The ache in my heart continued to grow. For the loss of my mother and sister and the loss of my father at the same time. “Then what did you do? I deserve after all this time to at least know the truth. It’s not going to change anything. Nothing will bring Shanna back. Nothing will bring the lost years back. But I need to know if my hate is misdirected. I mean, this is crazy. To think I was stupid enough to take on an empire like the Blackwell Group. I obviously had a screw loose.”
And in doing so, I’d found a part of me that still confused me. The darkness. The hunger. The feeling of finally knowing who and what I was. I laughed softly and dropped my head into my hand, the mixture of emotions keeping me on edge. Even the rush of adrenaline created a wave of heat that I couldn’t control.
“Are you certain you want to know the truth, Jessica?”
“Yes, I do.”
He laughed and the tone was entirely different than I was used to. “Xander was my best friend, someone who taught me that always following the straight path wasn’t just boring, it was life sucking. So I ventured out into a rather depraved world alongside Xander. I’m not going into detail about things we did other than they were and still are a direct challenge to the oath I took when I became a doctor. I embraced the need to change when I had the diploma in my hand, but God, I loved the time the two of us spent in the darkness, two men believing they could right wrongs and remain invincible. So much so I almost lost the best part of me, the need to heal. When I witnessed the intense love Shanna shared with him, something snapped inside of me. Something dark and evil that to this day I regret.”
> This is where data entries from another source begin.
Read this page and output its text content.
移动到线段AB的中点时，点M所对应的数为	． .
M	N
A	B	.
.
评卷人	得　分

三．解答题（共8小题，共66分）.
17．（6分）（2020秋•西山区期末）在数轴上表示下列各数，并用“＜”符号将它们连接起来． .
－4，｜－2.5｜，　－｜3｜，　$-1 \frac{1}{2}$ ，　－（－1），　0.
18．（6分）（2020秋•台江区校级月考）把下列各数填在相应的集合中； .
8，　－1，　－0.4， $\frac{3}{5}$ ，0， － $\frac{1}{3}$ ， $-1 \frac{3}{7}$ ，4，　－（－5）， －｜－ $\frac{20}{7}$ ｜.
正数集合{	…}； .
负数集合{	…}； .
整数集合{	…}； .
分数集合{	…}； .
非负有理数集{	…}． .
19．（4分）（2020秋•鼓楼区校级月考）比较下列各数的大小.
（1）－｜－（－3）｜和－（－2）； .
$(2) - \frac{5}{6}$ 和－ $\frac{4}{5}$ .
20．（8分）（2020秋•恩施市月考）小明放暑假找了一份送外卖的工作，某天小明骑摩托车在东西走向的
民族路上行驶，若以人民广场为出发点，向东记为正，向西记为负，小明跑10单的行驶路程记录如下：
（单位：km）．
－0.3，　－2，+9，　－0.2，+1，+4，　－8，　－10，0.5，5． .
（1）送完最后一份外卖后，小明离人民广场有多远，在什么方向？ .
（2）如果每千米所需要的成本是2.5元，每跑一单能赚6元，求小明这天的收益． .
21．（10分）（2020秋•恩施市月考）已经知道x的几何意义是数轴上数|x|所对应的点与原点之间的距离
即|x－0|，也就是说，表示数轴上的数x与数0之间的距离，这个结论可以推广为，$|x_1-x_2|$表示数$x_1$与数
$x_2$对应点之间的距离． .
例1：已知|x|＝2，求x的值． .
I sucked in and held my breath.
“We’ve all done things we’re not proud of, Jess. Every one of us has a secret, a moment in time they’d like to keep locked away. I’m no different. You once called me your hero. Well, that’s not what I am. I’m no different than Xander. He asked for her hand in marriage even though he knew she only had a few months, maybe a year to live.”
Really? I’d never known this. “And?” I whispered.
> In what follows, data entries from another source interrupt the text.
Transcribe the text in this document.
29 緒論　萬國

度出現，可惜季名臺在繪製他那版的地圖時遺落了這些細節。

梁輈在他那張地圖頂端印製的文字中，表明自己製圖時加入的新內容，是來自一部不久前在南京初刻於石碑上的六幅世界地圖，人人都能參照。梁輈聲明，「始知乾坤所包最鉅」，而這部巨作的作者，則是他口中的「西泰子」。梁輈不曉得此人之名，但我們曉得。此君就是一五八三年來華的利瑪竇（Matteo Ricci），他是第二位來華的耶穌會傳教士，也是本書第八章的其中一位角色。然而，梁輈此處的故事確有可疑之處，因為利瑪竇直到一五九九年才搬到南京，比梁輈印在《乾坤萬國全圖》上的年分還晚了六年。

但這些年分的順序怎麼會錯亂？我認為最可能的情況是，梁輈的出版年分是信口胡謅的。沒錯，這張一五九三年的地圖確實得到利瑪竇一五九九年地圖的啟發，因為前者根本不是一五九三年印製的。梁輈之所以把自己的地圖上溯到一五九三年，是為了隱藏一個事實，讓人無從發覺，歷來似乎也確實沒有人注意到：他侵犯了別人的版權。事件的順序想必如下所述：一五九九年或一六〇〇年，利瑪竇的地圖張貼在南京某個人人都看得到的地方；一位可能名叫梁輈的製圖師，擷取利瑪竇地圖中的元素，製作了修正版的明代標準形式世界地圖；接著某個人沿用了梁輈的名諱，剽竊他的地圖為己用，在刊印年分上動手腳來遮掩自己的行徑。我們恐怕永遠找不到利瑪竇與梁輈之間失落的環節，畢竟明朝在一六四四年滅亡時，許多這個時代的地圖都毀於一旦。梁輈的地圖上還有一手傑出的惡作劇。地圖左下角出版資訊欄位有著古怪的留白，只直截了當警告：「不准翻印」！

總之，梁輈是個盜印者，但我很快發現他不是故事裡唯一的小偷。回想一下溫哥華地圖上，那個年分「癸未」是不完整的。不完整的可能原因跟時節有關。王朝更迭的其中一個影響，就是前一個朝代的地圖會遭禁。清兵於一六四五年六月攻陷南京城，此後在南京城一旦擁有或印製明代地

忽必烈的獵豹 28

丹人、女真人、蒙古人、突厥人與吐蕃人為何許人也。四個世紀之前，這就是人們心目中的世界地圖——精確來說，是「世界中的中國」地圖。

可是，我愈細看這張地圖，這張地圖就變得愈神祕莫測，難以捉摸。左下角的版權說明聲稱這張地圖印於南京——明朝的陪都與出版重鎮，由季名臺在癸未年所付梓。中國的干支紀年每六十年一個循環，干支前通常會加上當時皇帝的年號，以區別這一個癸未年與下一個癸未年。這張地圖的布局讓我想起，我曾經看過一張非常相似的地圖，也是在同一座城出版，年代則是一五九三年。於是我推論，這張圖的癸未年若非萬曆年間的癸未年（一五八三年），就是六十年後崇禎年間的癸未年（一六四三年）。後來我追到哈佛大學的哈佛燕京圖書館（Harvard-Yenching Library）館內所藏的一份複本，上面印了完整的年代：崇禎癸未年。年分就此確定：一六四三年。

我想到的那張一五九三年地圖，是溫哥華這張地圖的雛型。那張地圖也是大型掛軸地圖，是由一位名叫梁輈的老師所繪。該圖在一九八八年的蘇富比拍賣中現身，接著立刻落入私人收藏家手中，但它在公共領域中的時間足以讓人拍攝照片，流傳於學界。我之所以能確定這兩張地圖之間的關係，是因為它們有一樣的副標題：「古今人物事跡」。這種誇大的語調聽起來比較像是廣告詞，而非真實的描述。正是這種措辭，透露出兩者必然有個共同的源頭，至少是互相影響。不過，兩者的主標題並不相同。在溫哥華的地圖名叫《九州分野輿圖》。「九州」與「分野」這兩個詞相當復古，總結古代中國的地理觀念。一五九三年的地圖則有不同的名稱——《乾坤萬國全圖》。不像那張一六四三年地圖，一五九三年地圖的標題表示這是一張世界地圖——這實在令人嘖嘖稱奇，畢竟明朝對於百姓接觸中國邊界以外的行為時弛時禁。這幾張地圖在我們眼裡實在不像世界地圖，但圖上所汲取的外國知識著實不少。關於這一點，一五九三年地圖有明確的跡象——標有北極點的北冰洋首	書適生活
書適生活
“I asked him to leave her alone, but he refused.”
“Because he loved her.”
“Yes,” he moaned.
“What did you do to convince him?”
There was another twenty seconds of hesitation and my pulse increased. “I threatened him, Jessica. I told him one day I would kill him if he didn’t leave my daughter alone. I threatened to goto the police because I knew things about him, terrible things. He still refused. He didn’t care about his own life. Only about her.”
“How did you convince him, Dad? Please tell me.”
“I convinced him she didn’t want to see him any longer. It was easier to do than you think. I’m not proud of what I did and had I known how despondent Shanna was, I would have done everything in my power to make amends, but it was too late.”
I wasn’t nearly as gutted as I’d thought when learning the truth. Somewhere in the back of my mind, I knew it was a messy tale I’d simply needed to buy into without asking many questions. “I’m sorry, Dad. Xander isn’t a bad man. Has he done some bad things? Yes, but as you said, everyone has secrets. I love you, Daddy, but this is my life. I only hope you can find a way back to yours before the regrets outweigh the joys.”
CHAPTER 31
“When the past no longer illuminates the future, the spirit walks in darkness.”
—Alexis de Tocqueville
Xander
Regrets.
I wasn’t the kind of man to experience them. And guilt? The bastards I’d killed over the years had deserved their fate. I hadn’t lost a wink of sleep after sending them straight to hell. But now? All I could think about was how my proclivities had taken over my life.
And I couldn’t stop thinking about her.
Jessica had wormed her way into my brain more than anyone had in my life.
A full day had passed spent ignoring my desire, shoving aside a longing that had pushed me into my office bathroom to strokemy cock. In the middle of the goddamn afternoon. I had more control than that. At least usually.
I didn’t give a shit that the stocks were still tumbling or that Wilder had fielded a call from some overzealous detective following up on Dorn’s ridiculous accusations. I couldn’t give a shit that sales of Dark Nights had taken a dip. They’d return. They always did. People craved what only we could offer.
Dorn was a piece of shit, but at least he was laying low, remaining out of sight and I’d checked.
The darkness had become the most difficult addiction to curb. In my earlier years, the need to remain burrowed in the shadows had become an obsession. That had allowed me to avoid whatever harsh punishment was on the mind of my caretaker or one of his or her spawn. My comfort in the absence of light could be called a psychological disfunction.
There’d been a half dozen other labels attached to my file that had followed me like bad blood from home to home. I’d matured from the almost desperate need to vanish into the desire to use every situation devoid of light to my advantage.
Yet as with all acts performed by young men with no direction, I’d aspired to bigger and better things, including the enjoyment of being in the sunlight. The thought made me chuckle as I pressed my boot down on the accelerator.